Section 107(a) defines four categories of PRPs and makes them liable for, among other things, “(A) all costs of removal or remedial action incurred by the United States Government or a State or an Indian tribe not inconsistent with the national contingency plan” and “(B) any other necessary costs of response incurred by any other person consistent with [such] plan,” §§107(a)(4)(A)-(B). This is the language on which the Supreme Court relied in its decision in Atlantic Research.Similarly,  Atlantic Research is best understood in the context of the development of the law of recovery of CERCLA response costs. Historically, some courts interpreted §107(a)(4)(B) as providing a cause of action for a private party to recover voluntarily incurred response costs and to seek contribution after having been sued. However, after the enactment of §113(f), which authorizes one PRP to sue another for contribution, many courts held §113(f) to be the exclusive remedy for PRPs. In Cooper Industries, Inc.,  the Supreme Court demonstrated the limitations of §113, and held that a private party could seek contribution under §113(f) only after being sued under §§106 or 107(a).  In Atlantic Research, the Supreme Court held that §107(a)(4)(B)’s plain language allows a PRP to recover costs from other PRPs, providing a cost recovery remedy to PRPs that had not been sued under §§106 or 107(a).
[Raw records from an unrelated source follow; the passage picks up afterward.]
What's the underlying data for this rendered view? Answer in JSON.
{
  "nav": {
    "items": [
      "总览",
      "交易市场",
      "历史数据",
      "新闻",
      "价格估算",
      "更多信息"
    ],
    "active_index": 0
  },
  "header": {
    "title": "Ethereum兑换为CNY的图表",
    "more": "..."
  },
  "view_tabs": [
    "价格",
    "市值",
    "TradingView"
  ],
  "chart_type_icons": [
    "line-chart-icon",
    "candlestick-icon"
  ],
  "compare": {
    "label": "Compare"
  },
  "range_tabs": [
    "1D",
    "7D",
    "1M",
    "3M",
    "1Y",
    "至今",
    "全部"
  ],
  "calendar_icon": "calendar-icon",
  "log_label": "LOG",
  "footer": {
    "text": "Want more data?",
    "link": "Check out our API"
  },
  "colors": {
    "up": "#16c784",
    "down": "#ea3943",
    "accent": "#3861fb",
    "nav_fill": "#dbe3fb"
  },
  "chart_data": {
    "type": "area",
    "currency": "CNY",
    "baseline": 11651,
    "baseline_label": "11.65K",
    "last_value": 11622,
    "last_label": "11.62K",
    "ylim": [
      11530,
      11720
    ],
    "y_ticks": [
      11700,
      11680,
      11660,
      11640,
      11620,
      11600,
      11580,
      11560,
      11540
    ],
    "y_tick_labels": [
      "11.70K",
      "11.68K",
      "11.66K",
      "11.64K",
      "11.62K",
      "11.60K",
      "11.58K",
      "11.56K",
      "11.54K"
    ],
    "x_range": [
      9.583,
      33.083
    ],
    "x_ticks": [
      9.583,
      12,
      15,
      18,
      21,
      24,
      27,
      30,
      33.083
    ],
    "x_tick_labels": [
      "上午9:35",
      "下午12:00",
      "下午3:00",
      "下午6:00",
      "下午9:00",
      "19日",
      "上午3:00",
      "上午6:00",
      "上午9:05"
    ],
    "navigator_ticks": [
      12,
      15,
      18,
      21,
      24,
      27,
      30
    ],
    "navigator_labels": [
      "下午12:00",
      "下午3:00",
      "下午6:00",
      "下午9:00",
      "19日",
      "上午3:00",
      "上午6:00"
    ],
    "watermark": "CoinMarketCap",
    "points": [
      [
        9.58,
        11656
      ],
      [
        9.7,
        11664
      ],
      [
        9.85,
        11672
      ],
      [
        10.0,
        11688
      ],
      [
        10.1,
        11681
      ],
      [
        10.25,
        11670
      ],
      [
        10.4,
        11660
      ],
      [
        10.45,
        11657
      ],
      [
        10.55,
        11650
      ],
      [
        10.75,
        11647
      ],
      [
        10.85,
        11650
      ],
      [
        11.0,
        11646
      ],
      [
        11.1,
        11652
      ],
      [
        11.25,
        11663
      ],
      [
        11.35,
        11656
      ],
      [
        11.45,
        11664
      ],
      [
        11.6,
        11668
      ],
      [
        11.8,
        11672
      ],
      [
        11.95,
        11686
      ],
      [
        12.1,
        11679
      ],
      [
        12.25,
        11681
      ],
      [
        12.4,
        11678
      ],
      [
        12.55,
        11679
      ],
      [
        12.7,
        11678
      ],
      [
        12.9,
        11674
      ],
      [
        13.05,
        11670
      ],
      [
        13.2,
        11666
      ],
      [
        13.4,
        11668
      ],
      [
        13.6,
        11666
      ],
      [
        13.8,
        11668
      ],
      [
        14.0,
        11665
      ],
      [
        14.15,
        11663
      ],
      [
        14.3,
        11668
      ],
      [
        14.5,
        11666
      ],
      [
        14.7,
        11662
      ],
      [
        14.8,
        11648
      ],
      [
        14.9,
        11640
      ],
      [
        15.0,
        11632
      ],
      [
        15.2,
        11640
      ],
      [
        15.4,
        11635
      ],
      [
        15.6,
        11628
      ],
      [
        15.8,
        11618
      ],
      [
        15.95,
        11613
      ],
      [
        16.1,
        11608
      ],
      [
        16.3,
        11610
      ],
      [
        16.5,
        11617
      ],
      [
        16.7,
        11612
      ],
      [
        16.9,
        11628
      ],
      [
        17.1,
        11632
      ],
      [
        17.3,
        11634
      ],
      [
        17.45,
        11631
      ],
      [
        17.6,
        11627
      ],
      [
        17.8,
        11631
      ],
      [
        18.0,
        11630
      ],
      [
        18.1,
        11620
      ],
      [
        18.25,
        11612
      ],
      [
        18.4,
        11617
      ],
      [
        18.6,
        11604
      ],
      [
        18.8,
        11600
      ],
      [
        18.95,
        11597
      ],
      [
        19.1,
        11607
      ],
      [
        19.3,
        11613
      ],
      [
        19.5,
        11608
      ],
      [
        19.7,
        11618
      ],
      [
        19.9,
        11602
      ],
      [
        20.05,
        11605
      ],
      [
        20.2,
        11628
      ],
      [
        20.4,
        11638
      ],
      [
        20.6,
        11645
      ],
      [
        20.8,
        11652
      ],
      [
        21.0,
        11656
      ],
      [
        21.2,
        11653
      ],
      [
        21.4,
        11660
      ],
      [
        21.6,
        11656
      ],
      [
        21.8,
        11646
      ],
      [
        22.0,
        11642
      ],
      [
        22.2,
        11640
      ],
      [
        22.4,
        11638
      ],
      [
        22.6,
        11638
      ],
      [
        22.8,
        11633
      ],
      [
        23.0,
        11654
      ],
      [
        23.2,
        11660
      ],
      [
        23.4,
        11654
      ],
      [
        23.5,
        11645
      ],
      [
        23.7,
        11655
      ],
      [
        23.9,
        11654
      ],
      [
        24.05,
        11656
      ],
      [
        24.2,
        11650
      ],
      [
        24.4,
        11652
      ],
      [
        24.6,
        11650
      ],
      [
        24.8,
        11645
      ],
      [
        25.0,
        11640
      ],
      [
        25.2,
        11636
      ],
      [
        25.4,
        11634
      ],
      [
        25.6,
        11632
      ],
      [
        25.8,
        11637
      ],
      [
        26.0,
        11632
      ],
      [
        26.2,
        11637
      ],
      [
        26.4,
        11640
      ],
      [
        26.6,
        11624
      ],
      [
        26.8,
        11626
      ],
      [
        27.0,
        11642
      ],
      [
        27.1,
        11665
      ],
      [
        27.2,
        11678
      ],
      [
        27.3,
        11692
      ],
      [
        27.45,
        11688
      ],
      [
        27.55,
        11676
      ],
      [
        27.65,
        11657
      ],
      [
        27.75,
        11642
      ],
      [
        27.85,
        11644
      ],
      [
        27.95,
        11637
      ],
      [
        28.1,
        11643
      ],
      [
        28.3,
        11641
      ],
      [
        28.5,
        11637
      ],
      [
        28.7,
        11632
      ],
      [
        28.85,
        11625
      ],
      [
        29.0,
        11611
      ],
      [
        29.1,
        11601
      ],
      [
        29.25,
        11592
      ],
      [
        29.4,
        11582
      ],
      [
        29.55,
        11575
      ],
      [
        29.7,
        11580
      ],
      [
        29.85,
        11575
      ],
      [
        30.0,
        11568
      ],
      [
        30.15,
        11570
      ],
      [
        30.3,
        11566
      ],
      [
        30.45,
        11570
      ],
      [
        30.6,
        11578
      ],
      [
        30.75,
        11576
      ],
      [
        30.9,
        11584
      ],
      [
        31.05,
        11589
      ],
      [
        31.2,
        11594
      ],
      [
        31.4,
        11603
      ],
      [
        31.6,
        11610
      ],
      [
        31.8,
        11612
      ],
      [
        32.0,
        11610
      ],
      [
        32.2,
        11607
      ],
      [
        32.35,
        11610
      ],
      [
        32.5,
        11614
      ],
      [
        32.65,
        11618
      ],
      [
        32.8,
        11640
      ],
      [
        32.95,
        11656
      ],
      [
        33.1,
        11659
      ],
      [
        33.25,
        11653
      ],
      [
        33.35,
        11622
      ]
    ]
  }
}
The Atlantic Research decision uses the term “voluntary” at times, but does not define the term or use it literally.  After all, only parties that do not have liability under CERCLA or other regulatory schemes truly engage in “voluntary” response actions. Rather, in Atlantic Research and its progeny the term “voluntary” is simply used to draw a contrast with private parties who have been sued under CERCLA §§106 or 107(a) and, therefore, pursuant to Cooper Industries, qualify to seek contribution from other liable parties under CERCLA §113.  Despite the Court’s use of the terms “voluntary” and “involuntary” to distinguish between payments recoverable under §107(a) and those recoverable under §113(f), the operative principle appears to be that §107(a) is available to recover payments only in cases where §113(f) is not. This is what a federal district trial court concluded recently in Appleton Papers Inc. v. George A. Whiting Paper Co., No. 08-C-16, 2008 WL 3891304 (E.D.Wis. Aug. 20, 2008).  In E.I. Dupont de Nemours & Co. v. United States, 508 F.3d 126 (3d Cir. 2007), the Third Circuit distinguished between “those who voluntarily admitted their responsibility” and those who have “in fact been held responsible (via adjudication or settlement with the EPA)” in discussing who may bring an action under CERCLA §107(f). Id at 133. Therefore, a PRP who conducts a dialog with a regulatory agency concerning how best to clean up a site does not make the PRP who admits liability and accepts responsibility any less a volunteer under CERCLA and applicable case law. In Champion Laboratories, Inc. v. Metex Corp., No. 02-5284, 2008 WL 1808309 (D.N.J. Apr. 21, 2008), the Hon. William H. Walls held that a plaintiff undergoing an ISRA  cleanup in New Jersey could pursue a CERCLA §107 claim.. The New Jersey district court clearly  did not find the pendency of an ISRA cleanup any impediment to plaintiff’s pursuit of a CERCLA §107 claim. The whole point of the Atlantic Research decision is that PRPs may, without regard to their own disposal activity, avail themselves of CERCLA §107.

Nothing in CERCLA §107(a)(4)(B) or any decision post-Atlantic Research conditions a party’s eligibility to bring a cost recovery action under CERCLA §107(a)(4)(B) on that party’s response action having been purely voluntary. Any other interpretation of “voluntariness” under CERCLA, if adopted, would have the anomalous result of barring the doors of the courthouse to CERCLA plaintiffs who cannot bring a CERCLA §113 claim (having not been the prior subject of a §106 or §107 claim by the United States), but whose cleanup may not have been “voluntary” in the strictest sense. It was clearly not the intention of Atlantic Research to limit access to the courthouse to only a restricted sub-class of CERCLA §107 plaintiffs.